Helen Branswell — Making enough vaccine to protect large numbers of people if the H5N1 avian flu strain sparks a pandemic will be more complex that previously thought, a new study reveals.

The scientific paper shows that even at extraordinarily high doses - 12 times the antigen needed to protect against seasonal flu strains - nearly half of vaccinated healthy adults did not generate the level of antibodies thought to be necessary to defend against the troublesome strain.

Testing showed only 54 to 58 per cent of people who received two doses of 90 micrograms (mcg) apiece produced the level of antibodies believed to be needed to protect against infection, the researchers reported in this week's New England Journal of Medicine.

"These are lower response rates than what one might have expected for regular flu shots in healthy people," said lead author Dr. John Treanor, director of the vaccine treatment and evaluation unit at the University of Rochester, N.Y.

"We certainly had hoped it would be better."

Typically somewhere between 75 and 90 per cent of healthy adults who get a flu shot for seasonal flu would be expected to develop protective levels of antibodies to the strains contained in the vaccine, with some variability depending on the flu strain and the recipient's age and health.

Treanor said there would be logistical difficulties in trying to produce and administer higher doses of an H5N1 vaccine. And given that this dose is already far too high to be practical during a pandemic, it seems unlikely anyone would consider that option.

With current worldwide flu vaccine production capacity, a dosing regime of two shots of 90 mcg apiece would mean approximately 75 million people around the world - or just over one per cent of the global population - could be vaccinated in the first year of a pandemic.

Dr. Anthony Fauci, director of the U.S. National Institute of Allergy and Infectious Diseases, said it had been hoped this vaccine would protect about 75 per cent of study participants. And he admitted the dosing requirements were "sobering news."

"Having a vaccine that would require 90 micrograms times two (doses) in and of itself would not and cannot be the answer to where we want to be," Fauci, whose institute funded this research, said in a teleconference for journalists.

"It's a step towards that but it is a small step."

A vaccine expert who wrote an editorial on the issue for the journal put it in even balder terms.

"The headline here is: Back to the drawing board," said Dr. Gregory Poland, of the vaccine research group at the Mayo Clinic College of Medicine in Rochester, Minn. Poland was not involved in this clinical trial.

"If we had a pandemic this week, this month or this fall, we're not ready in terms of vaccine. This vaccine is not the answer."

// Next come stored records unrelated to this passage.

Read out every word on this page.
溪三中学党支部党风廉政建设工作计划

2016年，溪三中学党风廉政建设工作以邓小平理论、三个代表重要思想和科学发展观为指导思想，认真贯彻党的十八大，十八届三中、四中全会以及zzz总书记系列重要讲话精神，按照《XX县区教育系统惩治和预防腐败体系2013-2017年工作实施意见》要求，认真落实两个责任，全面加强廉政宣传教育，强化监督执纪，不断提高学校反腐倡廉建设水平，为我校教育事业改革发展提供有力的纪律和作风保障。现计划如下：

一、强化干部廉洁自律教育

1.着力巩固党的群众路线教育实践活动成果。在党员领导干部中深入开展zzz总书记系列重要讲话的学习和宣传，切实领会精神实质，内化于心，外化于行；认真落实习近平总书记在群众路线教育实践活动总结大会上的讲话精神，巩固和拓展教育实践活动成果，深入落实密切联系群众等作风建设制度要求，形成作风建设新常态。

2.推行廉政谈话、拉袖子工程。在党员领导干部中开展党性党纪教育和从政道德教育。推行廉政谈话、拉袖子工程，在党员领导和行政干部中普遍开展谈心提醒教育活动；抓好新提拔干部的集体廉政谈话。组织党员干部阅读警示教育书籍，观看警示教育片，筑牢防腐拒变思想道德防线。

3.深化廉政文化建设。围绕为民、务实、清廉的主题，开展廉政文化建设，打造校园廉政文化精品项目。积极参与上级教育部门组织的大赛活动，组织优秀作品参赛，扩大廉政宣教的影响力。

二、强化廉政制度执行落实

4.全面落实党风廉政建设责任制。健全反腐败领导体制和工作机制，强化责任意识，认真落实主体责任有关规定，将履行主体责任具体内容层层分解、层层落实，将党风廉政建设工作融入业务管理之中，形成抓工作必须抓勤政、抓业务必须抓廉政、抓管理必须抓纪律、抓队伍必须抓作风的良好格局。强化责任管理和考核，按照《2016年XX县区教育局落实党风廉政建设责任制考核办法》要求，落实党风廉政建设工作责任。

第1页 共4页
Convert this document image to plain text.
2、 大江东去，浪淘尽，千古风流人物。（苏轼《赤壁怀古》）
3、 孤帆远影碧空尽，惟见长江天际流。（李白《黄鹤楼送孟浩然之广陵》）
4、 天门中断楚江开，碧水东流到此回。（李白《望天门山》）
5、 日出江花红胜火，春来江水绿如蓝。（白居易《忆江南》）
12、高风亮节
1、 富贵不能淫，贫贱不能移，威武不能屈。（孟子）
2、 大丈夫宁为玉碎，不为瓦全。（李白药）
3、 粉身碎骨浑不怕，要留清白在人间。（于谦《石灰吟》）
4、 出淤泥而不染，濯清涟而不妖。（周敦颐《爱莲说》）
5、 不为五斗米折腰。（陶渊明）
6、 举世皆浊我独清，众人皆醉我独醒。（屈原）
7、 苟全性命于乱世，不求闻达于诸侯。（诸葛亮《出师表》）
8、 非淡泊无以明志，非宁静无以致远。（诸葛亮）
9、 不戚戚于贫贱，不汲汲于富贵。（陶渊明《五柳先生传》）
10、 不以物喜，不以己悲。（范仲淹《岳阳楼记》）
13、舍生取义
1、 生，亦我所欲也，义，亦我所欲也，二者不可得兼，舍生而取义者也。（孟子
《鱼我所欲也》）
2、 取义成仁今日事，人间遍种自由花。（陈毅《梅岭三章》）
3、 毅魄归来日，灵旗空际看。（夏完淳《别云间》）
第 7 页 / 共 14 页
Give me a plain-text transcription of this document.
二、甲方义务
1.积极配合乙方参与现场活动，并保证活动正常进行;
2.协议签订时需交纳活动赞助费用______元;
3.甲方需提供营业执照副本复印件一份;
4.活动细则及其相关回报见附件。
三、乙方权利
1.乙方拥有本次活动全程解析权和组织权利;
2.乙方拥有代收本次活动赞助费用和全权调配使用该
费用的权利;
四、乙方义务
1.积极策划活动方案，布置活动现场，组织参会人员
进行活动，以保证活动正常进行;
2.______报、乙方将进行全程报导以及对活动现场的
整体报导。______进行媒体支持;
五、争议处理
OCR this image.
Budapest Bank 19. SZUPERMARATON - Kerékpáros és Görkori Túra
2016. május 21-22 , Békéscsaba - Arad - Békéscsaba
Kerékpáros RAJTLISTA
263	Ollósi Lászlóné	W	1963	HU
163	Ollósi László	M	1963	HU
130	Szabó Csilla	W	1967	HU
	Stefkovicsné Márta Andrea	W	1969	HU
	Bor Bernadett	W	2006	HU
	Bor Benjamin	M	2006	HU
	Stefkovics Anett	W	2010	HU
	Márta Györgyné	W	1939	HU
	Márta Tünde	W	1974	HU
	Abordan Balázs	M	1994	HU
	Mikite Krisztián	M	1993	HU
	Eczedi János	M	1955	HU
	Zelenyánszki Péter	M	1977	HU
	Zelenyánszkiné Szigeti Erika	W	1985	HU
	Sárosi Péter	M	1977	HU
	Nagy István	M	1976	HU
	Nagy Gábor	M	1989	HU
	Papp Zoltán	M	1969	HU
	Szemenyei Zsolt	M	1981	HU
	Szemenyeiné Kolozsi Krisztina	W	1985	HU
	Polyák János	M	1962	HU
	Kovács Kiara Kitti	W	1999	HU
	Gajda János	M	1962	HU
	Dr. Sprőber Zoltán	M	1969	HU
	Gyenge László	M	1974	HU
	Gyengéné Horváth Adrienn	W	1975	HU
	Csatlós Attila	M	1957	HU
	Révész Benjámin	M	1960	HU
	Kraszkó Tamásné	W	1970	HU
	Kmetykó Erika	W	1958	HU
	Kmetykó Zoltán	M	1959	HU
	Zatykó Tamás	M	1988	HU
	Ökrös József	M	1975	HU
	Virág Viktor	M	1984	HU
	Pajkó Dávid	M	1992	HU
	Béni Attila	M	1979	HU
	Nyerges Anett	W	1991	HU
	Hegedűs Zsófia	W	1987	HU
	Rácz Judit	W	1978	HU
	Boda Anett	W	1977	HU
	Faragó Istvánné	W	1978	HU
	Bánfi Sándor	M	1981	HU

Other studies are now underway or will soon begin looking for ways to lower dosages by adding boosting chemicals called adjuvants to the vaccine or by injecting the vaccine into the skin, as opposed to muscle.

Both techniques have been shown to generate good protection at lower doses, in testing done with other flu strains.

But all research to date suggests the H5 flu viruses are not very immunogenic, meaning it is unusually difficult to trigger the immune system to recognize and mount a robust response.

Initial results from a study done by vaccine giant Sanofi Pasteur suggested adding an adjuvant called alum to an H5N1 vaccine could lower dosage requirements to two shots of 30 mcgs - still far higher than public health officials would like.

Given the data generated so far and the limits on the global capacity to produce flu vaccine, authorities should be considering lowering the bar in terms of the level of protection they are aiming for, another vaccine expert said.

"If a certain dosage protects 90 per cent of people and half that dosage protects 70 per cent, you should use the lower dosage because you can vaccinate twice as many people and protect more people in the population," Dr. David Fedson, a retired vaccine industry executive, said from his home in France.

"This is a judgment call. And people are going to be very uncomfortable making it. And they will lose sleep. But it is unavoidable."

Fauci said using an H5N1 vaccine at lower than protective doses could be dangerous. "I would really be reluctant to go that route," he said.

But Treanor suggested people who developed lower than optimum levels of antibodies might actually be protected by the vaccine, saying the threshold for success that the study designers set might be "very conservative."

"I think we've very safe in making the assumption that induction of antibody against H5 viruses would provide protection against at least severe disease," he said in an interview.

"We do not know the optimal method for measuring antibody to H5 viruses and we do not know what level of antibody must be achieved in serum (blood) to provide protection. . . .

"Since we don't know either of those things, it's quite conceivable the vaccine would be much more efficacious than the data . . . would suggest."

In the study, 451 healthy adults aged 18 to 64 received two doses of either 90, 45, 15 or 7.5 mcg of vaccine or a placebo. The two shots were given 28 days apart.

All tolerated the vaccine well, though people who got the highest doses complained more about side-effects like sore arms.

One man died, but an autopsy determined his death was due to chronic alcoholism.